Louisiana – A Banana Republic?

by Chris on August 13, 2012

Famously, in 1985 a state legislator proclaimed that Louisiana was a banana republic. With ongoing questions about tax sale titles we may become a third world country like the Philippines or Algeria where “untitled” property is not unusual.   If you’ve seen the Algeria episode of HGTV, you may have marveled at property marketed in the “medina” without a title. Obviously, there was either no record owner or the record owner had long since departed.  Even on HGTV, the prospective American buyers backed off of this offering.

Many, if not most tax titles are of abandoned (even blighted) property where the record owners have died without a trace, left the state, or even the country. Notification can be impossible.
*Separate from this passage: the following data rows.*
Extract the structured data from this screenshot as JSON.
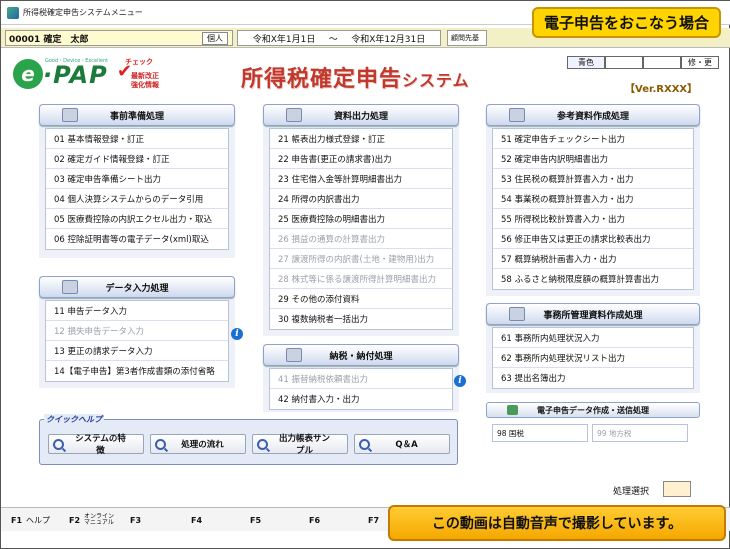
{
  "window": {
    "title": "所得税確定申告システムメニュー"
  },
  "overlays": {
    "top_banner": "電子申告をおこなう場合",
    "bottom_banner": "この動画は自動音声で撮影しています。"
  },
  "info_bar": {
    "user": "00001 確定　太郎",
    "user_kind": "個人",
    "period_start": "令和X年1月1日",
    "period_sep": "～",
    "period_end": "令和X年12月31日",
    "comm": "顧問先基"
  },
  "header": {
    "logo_text": "e-PAP",
    "logo_sub": "Good・Device・Excellent",
    "badge_check": "チェック",
    "badge_line1": "最新改正",
    "badge_line2": "強化情報",
    "title_main": "所得税確定申告",
    "title_suffix": "システム",
    "color_label": "青色",
    "fix_label": "修・更",
    "version": "【Ver.RXXX】"
  },
  "panels": {
    "prep": {
      "title": "事前準備処理",
      "items": [
        "01 基本情報登録・訂正",
        "02 確定ガイド情報登録・訂正",
        "03 確定申告準備シート出力",
        "04 個人決算システムからのデータ引用",
        "05 医療費控除の内訳エクセル出力・取込",
        "06 控除証明書等の電子データ(xml)取込"
      ]
    },
    "data_input": {
      "title": "データ入力処理",
      "items": [
        "11 申告データ入力",
        "12 損失申告データ入力",
        "13 更正の請求データ入力",
        "14【電子申告】第3者作成書類の添付省略"
      ]
    },
    "output": {
      "title": "資料出力処理",
      "items": [
        "21 帳表出力様式登録・訂正",
        "22 申告書(更正の請求書)出力",
        "23 住宅借入金等計算明細書出力",
        "24 所得の内訳書出力",
        "25 医療費控除の明細書出力",
        "26 損益の通算の計算書出力",
        "27 譲渡所得の内訳書(土地・建物用)出力",
        "28 株式等に係る譲渡所得計算明細書出力",
        "29 その他の添付資料",
        "30 複数納税者一括出力"
      ]
    },
    "tax_payment": {
      "title": "納税・納付処理",
      "items": [
        "41 振替納税依頼書出力",
        "42 納付書入力・出力"
      ]
    },
    "reference": {
      "title": "参考資料作成処理",
      "items": [
        "51 確定申告チェックシート出力",
        "52 確定申告内訳明細書出力",
        "53 住民税の概算計算書入力・出力",
        "54 事業税の概算計算書入力・出力",
        "55 所得税比較計算書入力・出力",
        "56 修正申告又は更正の請求比較表出力",
        "57 概算納税計画書入力・出力",
        "58 ふるさと納税限度額の概算計算書出力"
      ]
    },
    "office": {
      "title": "事務所管理資料作成処理",
      "items": [
        "61 事務所内処理状況入力",
        "62 事務所内処理状況リスト出力",
        "63 提出名簿出力"
      ]
    },
    "transmit": {
      "title": "電子申告データ作成・送信処理",
      "national": "98 国税",
      "local": "99 地方税"
    }
  },
  "quick_help": {
    "label": "クイックヘルプ",
    "buttons": [
      "システムの特徴",
      "処理の流れ",
      "出力帳表サンプル",
      "Q＆A"
    ]
  },
  "process_select": {
    "label": "処理選択"
  },
  "fkeys": [
    {
      "key": "F1",
      "label": "ヘルプ"
    },
    {
      "key": "F2",
      "label_top": "オンライン",
      "label_bottom": "マニュアル"
    },
    {
      "key": "F3",
      "label": ""
    },
    {
      "key": "F4",
      "label": ""
    },
    {
      "key": "F5",
      "label": ""
    },
    {
      "key": "F6",
      "label": ""
    },
    {
      "key": "F7",
      "label": ""
    }
  ]
}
If the courts continue to describe tax sales with notice problems as “absolute nullities,” we may have to create a new market – untitled property. Such properties could not get title insurance, so no loans would be available to purchase this property or finance repairs. Ultimately, tax buyers would figure this out and stop bidding at tax sales, a dangerous result for our communities where schools, roads, police and fire protection depend on taxes.
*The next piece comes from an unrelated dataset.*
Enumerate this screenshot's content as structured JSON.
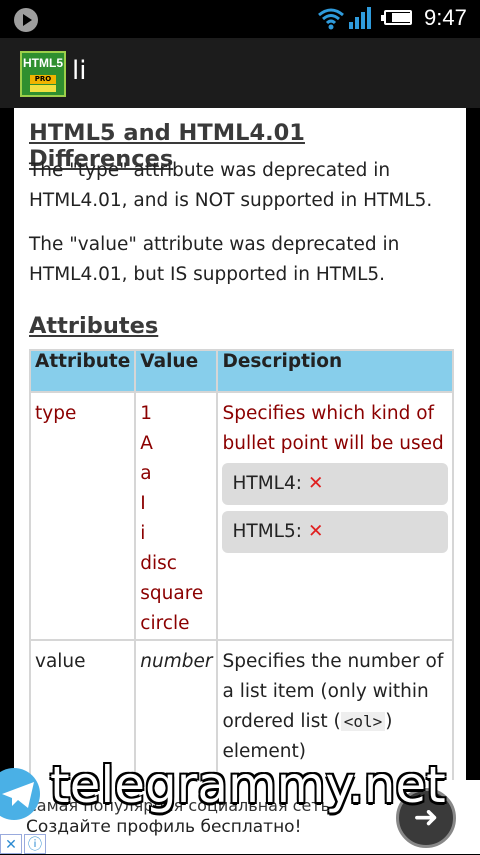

In a 2008 decision, the Louisiana Fourth Circuit Court of Appeals affirmed a trial court which had “vacated” a final unappealable judgment confirming a tax sale for lack of notice prior to the tax sale.  This meant that no one could rely on a judgment confirming a tax title. Fortunately, the First Circuit recently reached the opposite result saying, “a judgment is a judgment is a judgment.” (not a real quote, but Gertrude Stein would be proud). This First Circuit case has been awaiting review in the La Supreme Court for eight months. Meanwhile, the market for tax titles is at a standstill.